Looking for writing tips? Listen to music

If you want to make your writing stronger, put down the dictionary. Instead, crank up the volume and listen to some of your favourite singers.

Good popular music is a great place to refine your writing skills. Good songs convey the maximum meaning with the minimum words. Verbs are strong and there’s no room for clutter. So if books on grammar don’t turn your crank, put on some music or listen to poetry.

Take a look at these four lines from Texas singer-songwriter Joe Ely (from his song All That You Need, about the loss of family farms to corporate agriculture).

Sow the seed in the ground below
Fall to your knees and pray real slow
That rain will come and kiss the seed
And bless you with all that you need

Those four lines are a great reminder about the strength that comes from simplicity. Of the 31 words in that chorus, 30 are just one syllable. The odd-word-out is ‘below’, clocking in at two syllables.

Sometimes, when we seek to impress, we reach for the bigger words, the longer, grander words. We drag out some of the polysyllabic monsters that we rarely use in conversation with friends.

Popular music, or poetry, reminds us that if you want to deliver a powerful message you can always say more – and say it more powerfully – by saying less.

Once you’ve simplified the language, take a look at the verbs you are using. Hire the active ones. Fire most of the passive ones.

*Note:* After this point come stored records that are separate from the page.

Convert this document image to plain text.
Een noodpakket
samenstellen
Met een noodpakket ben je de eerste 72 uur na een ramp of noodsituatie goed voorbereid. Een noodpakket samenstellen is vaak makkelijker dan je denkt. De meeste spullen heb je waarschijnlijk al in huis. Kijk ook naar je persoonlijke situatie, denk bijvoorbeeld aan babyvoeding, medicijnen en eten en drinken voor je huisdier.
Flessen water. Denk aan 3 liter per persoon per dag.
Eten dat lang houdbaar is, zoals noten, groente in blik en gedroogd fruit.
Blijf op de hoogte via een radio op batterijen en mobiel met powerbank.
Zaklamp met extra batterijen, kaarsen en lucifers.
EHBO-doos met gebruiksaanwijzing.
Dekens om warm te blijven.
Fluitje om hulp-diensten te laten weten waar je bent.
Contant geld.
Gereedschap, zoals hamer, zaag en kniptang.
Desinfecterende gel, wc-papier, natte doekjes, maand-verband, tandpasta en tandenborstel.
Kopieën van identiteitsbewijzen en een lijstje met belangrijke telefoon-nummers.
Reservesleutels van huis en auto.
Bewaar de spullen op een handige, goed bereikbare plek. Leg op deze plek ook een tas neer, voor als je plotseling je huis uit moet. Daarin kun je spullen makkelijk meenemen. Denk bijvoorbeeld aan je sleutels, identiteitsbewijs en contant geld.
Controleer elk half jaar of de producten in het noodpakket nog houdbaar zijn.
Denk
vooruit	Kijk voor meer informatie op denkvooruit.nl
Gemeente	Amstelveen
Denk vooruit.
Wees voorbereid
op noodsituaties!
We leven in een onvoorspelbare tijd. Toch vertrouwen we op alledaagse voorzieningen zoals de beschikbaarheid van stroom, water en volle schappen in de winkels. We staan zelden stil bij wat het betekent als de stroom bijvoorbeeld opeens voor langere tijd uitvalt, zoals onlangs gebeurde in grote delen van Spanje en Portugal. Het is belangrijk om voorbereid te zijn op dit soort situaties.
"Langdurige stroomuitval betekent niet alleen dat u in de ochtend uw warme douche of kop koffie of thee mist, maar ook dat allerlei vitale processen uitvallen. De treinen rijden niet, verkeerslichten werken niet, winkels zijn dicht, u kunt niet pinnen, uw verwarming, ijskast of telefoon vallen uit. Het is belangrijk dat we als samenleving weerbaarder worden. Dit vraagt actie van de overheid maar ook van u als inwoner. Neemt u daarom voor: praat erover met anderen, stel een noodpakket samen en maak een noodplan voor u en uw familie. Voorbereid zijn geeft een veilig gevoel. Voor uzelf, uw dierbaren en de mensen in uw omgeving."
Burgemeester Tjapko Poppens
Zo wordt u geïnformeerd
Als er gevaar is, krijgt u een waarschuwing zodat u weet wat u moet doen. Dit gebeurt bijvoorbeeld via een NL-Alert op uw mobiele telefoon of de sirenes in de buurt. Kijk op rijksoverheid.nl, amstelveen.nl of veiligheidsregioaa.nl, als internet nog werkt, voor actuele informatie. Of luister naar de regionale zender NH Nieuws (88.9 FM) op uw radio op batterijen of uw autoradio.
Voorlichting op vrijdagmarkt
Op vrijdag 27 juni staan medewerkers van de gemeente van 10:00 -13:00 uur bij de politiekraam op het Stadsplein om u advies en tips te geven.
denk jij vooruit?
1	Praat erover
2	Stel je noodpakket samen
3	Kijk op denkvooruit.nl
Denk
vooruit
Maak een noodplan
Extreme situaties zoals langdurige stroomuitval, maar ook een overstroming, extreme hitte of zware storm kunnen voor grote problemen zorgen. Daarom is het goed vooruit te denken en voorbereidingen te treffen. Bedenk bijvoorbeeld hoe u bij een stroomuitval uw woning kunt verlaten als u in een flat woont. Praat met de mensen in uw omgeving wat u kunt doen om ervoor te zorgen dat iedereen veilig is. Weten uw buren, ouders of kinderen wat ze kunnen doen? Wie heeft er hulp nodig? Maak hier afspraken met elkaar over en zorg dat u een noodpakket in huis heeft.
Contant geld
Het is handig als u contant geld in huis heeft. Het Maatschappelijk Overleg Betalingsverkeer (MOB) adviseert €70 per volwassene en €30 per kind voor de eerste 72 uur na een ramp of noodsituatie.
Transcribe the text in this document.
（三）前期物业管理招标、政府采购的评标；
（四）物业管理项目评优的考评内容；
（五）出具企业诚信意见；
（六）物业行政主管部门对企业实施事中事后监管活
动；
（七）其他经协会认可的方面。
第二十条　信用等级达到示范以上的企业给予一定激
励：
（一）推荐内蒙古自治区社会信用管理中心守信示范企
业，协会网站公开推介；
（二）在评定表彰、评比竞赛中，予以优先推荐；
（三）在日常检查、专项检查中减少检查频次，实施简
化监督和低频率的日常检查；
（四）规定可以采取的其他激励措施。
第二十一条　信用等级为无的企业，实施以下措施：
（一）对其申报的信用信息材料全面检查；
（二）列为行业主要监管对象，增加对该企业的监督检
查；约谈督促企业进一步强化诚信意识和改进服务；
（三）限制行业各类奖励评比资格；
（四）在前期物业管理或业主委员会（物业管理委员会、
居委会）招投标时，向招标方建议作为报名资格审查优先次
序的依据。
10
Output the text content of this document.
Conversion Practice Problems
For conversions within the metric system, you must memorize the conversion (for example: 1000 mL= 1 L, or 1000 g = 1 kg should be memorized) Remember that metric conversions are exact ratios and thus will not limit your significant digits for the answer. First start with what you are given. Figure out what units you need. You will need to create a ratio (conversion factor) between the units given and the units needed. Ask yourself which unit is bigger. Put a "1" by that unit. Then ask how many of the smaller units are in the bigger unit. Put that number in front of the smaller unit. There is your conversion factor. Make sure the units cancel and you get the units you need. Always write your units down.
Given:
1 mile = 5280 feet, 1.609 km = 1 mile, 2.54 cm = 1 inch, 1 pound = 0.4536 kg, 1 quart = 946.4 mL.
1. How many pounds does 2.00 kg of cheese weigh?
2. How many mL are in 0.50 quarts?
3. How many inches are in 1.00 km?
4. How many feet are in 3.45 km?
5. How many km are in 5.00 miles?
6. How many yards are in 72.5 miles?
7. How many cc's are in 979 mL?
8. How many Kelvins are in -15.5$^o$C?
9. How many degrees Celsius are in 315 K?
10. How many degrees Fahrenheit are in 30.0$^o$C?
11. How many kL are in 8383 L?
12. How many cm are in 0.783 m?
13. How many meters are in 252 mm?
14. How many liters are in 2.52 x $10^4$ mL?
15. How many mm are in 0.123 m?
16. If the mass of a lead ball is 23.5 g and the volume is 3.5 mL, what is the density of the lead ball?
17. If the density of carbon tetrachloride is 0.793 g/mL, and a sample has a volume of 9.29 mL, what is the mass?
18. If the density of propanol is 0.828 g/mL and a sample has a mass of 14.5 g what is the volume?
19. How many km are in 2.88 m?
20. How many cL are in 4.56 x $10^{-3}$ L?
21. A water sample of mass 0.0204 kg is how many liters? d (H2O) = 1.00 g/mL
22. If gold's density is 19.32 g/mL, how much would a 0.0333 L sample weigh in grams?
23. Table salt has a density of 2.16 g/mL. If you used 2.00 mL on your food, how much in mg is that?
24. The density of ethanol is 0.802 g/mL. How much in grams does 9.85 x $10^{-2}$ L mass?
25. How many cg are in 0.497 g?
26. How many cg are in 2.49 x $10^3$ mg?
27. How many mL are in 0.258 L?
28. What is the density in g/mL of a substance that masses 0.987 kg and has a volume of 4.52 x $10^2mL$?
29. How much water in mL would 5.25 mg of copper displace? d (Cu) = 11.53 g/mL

‘Joe wrote the song’ is active.

‘The song was written by Joe’ is passive.

Any time you see a verb construction using ‘was’ you need to consider a re-write.

Verbs are your writing muscle. Strong active verbs push the writing along. Weak passive constructions slow you down like a tired four year-old in a supermarket.

Don’t settle for the first verb that pops into your mind. Take a few minutes to find the verb that energizes your writing.

“The difference between the right word and the almost right word is the difference between lightning and a lightning bug.” Mark Twain

‘Joe walked into the room’ is active – but can we raise the stakes a little? How did Joe walk in? Did he:

Burst
Breeze
Creep
Crawl
Dart
Dash
Limp
Lumber
March
Storm
Saunter
Sway
Stagger
Stroll
Swagger
Sashay

Beefing up a verb can be much more effective than reaching for an adverb.

One other element is essential to good writing: heart. Honest feelings lead to honest writing. Let your writing be elevated by your commitment to the subject matter. 

Which brings us back to Joe Ely. In the last verse he writes:

The ways of the cities makes no sense
Strapped to dependency
I’d rather be sweating ‘neath a clear blue sky
Plantin’ cotton with my family

To me, those four lines are a great summary of these writing tips: 

  1. Simplicity: Mostly short, simple words of one or two syllables. 
  2. Interesting, strong verbs: Look at the emotion, the horror, the despair that he conjures up when he complains about cities ‘strapped’ to dependency. That one word says such a lot.
  3. Written from the heart: Ely’s song is based on the loss of his uncle’s farm and the consequences for those who had worked there.